Renowned Silicon Valley operator Adam Nash thinks you want to donate more than you do, and he’s about to make it dead simple for you.
Such is the message we received when talking late last week with Nash, whose most recent full-time roles include as a VP at Dropbox and president and CEO of the financial advisory firm Wealthfront, but who also serves on the boards of the auto e-commerce platform Shift and with Acorns.
In fact, it’s that last role with Acorns, a micro-investing app, that informed what Nash is building now, which is a new financial platform for giving called Daffy. Freshly backed by $17.1 million in Series A funding led by Ribbit Capital, with participation from XYZ Capital, Coinbase Ventures and more than 50 notable angel investors (Reid Hoffman, Aaron Levie, Amy Chang, the list goes on), the idea is to help people to be more generous, more often.
How, exactly? Daffy provides access to what it claims is the lowest-cost, and lowest-friction, way to set up and use a donor-advised fund (DAF), a kind of 401(k) for charitable giving. With DAFs, one donates some money (or stock, or even cryptocurrencies), receiving a tax break at the time of the contribution, and that donation moves into a managed investment account, where it hopefully grows over time. At some later date, the donor direct the funds to the charity or charities of his or her choice.
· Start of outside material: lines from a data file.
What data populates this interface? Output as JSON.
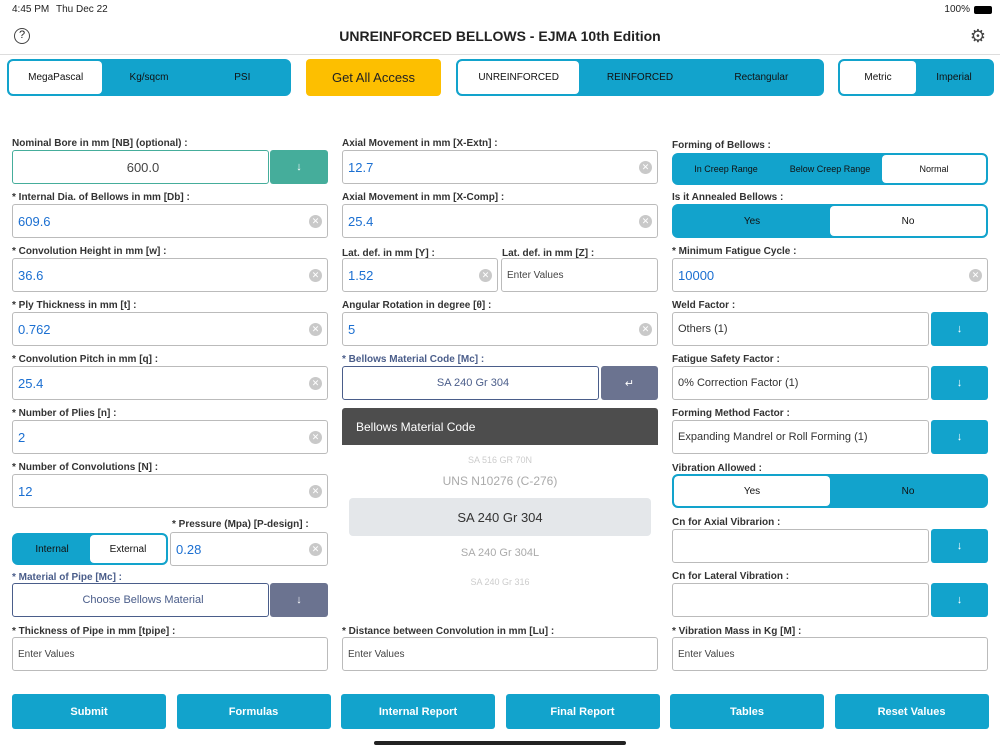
{
  "status": {
    "time": "4:45 PM",
    "date": "Thu Dec 22",
    "battery": "100%"
  },
  "header": {
    "title": "UNREINFORCED BELLOWS - EJMA 10th Edition"
  },
  "units": [
    "MegaPascal",
    "Kg/sqcm",
    "PSI"
  ],
  "access": "Get All Access",
  "types": [
    "UNREINFORCED",
    "REINFORCED",
    "Rectangular"
  ],
  "systems": [
    "Metric",
    "Imperial"
  ],
  "left": {
    "nb_label": "Nominal Bore in mm [NB] (optional) :",
    "nb_value": "600.0",
    "fields": [
      {
        "label": "* Internal Dia. of Bellows in mm [Db] :",
        "value": "609.6"
      },
      {
        "label": "* Convolution Height in mm [w] :",
        "value": "36.6"
      },
      {
        "label": "* Ply Thickness in mm [t] :",
        "value": "0.762"
      },
      {
        "label": "* Convolution Pitch in mm [q] :",
        "value": "25.4"
      },
      {
        "label": "* Number of Plies [n] :",
        "value": "2"
      },
      {
        "label": "* Number of Convolutions [N] :",
        "value": "12"
      }
    ],
    "pressure_label": "* Pressure (Mpa) [P-design] :",
    "pressure_value": "0.28",
    "pressure_type": [
      "Internal",
      "External"
    ],
    "material_label": "* Material of Pipe [Mc] :",
    "material_value": "Choose Bellows Material",
    "thickness_label": "* Thickness of Pipe in mm [tpipe] :",
    "thickness_placeholder": "Enter Values"
  },
  "middle": {
    "fields": [
      {
        "label": "Axial Movement in mm [X-Extn] :",
        "value": "12.7"
      },
      {
        "label": "Axial Movement in mm [X-Comp] :",
        "value": "25.4"
      }
    ],
    "laty_label": "Lat. def. in mm [Y] :",
    "laty_value": "1.52",
    "latz_label": "Lat. def. in mm [Z] :",
    "latz_placeholder": "Enter Values",
    "ang_label": "Angular Rotation in degree [θ] :",
    "ang_value": "5",
    "mc_label": "* Bellows Material Code [Mc] :",
    "mc_value": "SA 240 Gr 304",
    "picker_title": "Bellows Material Code",
    "picker_items": [
      "SA 516 GR 70N",
      "UNS N10276 (C-276)",
      "SA 240 Gr 304",
      "SA 240 Gr 304L",
      "SA 240 Gr 316"
    ],
    "lu_label": "* Distance between Convolution in mm [Lu] :",
    "lu_placeholder": "Enter Values"
  },
  "right": {
    "forming_label": "Forming of Bellows :",
    "forming": [
      "In Creep Range",
      "Below Creep Range",
      "Normal"
    ],
    "annealed_label": "Is it Annealed Bellows :",
    "annealed": [
      "Yes",
      "No"
    ],
    "fatigue_label": "* Minimum Fatigue Cycle :",
    "fatigue_value": "10000",
    "dropdowns": [
      {
        "label": "Weld Factor :",
        "value": "Others (1)"
      },
      {
        "label": "Fatigue Safety Factor :",
        "value": "0% Correction Factor (1)"
      },
      {
        "label": "Forming Method Factor :",
        "value": "Expanding Mandrel or Roll Forming (1)"
      }
    ],
    "vib_label": "Vibration Allowed :",
    "vib": [
      "Yes",
      "No"
    ],
    "cn_axial_label": "Cn for Axial Vibrarion :",
    "cn_lateral_label": "Cn for Lateral Vibration :",
    "mass_label": "* Vibration Mass in Kg [M] :",
    "mass_placeholder": "Enter Values"
  },
  "footer": [
    "Submit",
    "Formulas",
    "Internal Report",
    "Final Report",
    "Tables",
    "Reset Values"
  ],
  "colors": {
    "blue": "#12a3cc",
    "teal": "#45ad9b",
    "slate": "#6b7390",
    "yellow": "#fdbf00"
  }
}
DAFs have become hugely popular as a means of avoiding taxes on unrealized capital gains by both the extremely wealthy and those who perhaps aren’t billionaires but aren’t struggling to pay their bills, either. According to the National Philanthropic Trust (NPT), the average donor-advised fund account had $163,000 as of last year, and there is now enough sitting in DAFs (more than $140 billion) that grants from DAFs to qualified charities reached an estimated $34.67 billion in 2021, a 27% increase compared to 2019. The NPT called this a “high-water mark.”
Nash said Daffy intends to open up DAFs so that many more people across the economic spectrum can participate. The first step toward that end is making access to them more affordable. Whereas a customer of Schwab or Fidelity or Vanguard can right now set up a donor-advised fund, each of these financial heavyweights charges an administration fee of 0.60% of assets, which can add up over time. (Vanguard also has a minimum required donation of $25,000 to get started.)
Daffy meanwhile requires that users make a minimum $100 one-time contribution (or $10 per week until they get there), and it charges just $3 a month, or $36 per year, regardless of the dollar amount that someone is donating. That fee shoots to $20 per month if a user is also donating appreciated stock or cryptocurrency, which have “more expenses tied” to them, noted Nash. But if the assets in question are substantial, that’s still probably a good deal.
The second step toward ensuring that DAFs are adopted more widely is making them easier to access. On this front, Daffy, which is based in Los Altos, Ca., is making progress, too. In fact, the app can now be download through the Apple App Store, with Daffy claiming it is the first “fully featured” DAF available on the platform currently.
As for where the donations go to (ostensibly) grow, Daffy currently provides its customers access to nine funds but Nash said to expect many more to appear on the platform over time.
Daffy isn’t alone in tackling this big and growing piece of the economy. In addition to stalwarts like Fidelity, startups like CharityVest, a recent graduate of Y Combinator’s accelerator program, are beginning to chase after similar customers.
There’s also the question of how it survives and thrives, given its low costs. After all, it seems possible the young outfit will increasingly attract clients to the platform who might traditionally use a more expensive DAF product but who switch to Daffy to save hundreds, if not thousands, of dollars in administrative costs.
Asked about penny-pinching millionaires, Nash, who noted that Daffy already has clients with “seven-figure” portfolios, insisted that Daffy doesn’t plan to introduce another, higher-cost tier. He also made clear that Daffy does not receive lead generation fees from the funds with which it works, and that it welcomes all customers no matter their assets.
Likely, he simply sees some percentage of customers as loss leaders. Indeed, like many financial services startups, DAFs appear to be Daffy’s first step toward many other product offerings, not that Nash is ready to raise the curtain too much.
“It’s definitely a wedge for something bigger but not aimed at financial services,” Nash told us last week. “This isn’t a megabank play. Our mission is to help people be more generous more often and to put money aside proactively for those less fortunate than themselves.” There are “a lot of ways that people give, there are a lot of ways that organizations raise money, and these are all areas that we’re very excited about,” he continued.
Nash is focused on doing what he can to make Daffy a daily habit for users in the meantime. It’s ambitious, he acknowledges, but people establish all kinds of routines, aided by technology. “We’re seeing more and more apps and services that are trying to help people live the life they want to live, whether it’s Calm or Headspace or some of the religious apps out there,” he noted. Many, he said, “are using services to be the type of person they want to be.
“We see no reason that wouldn’t apply to generosity and to philanthropy and charity.”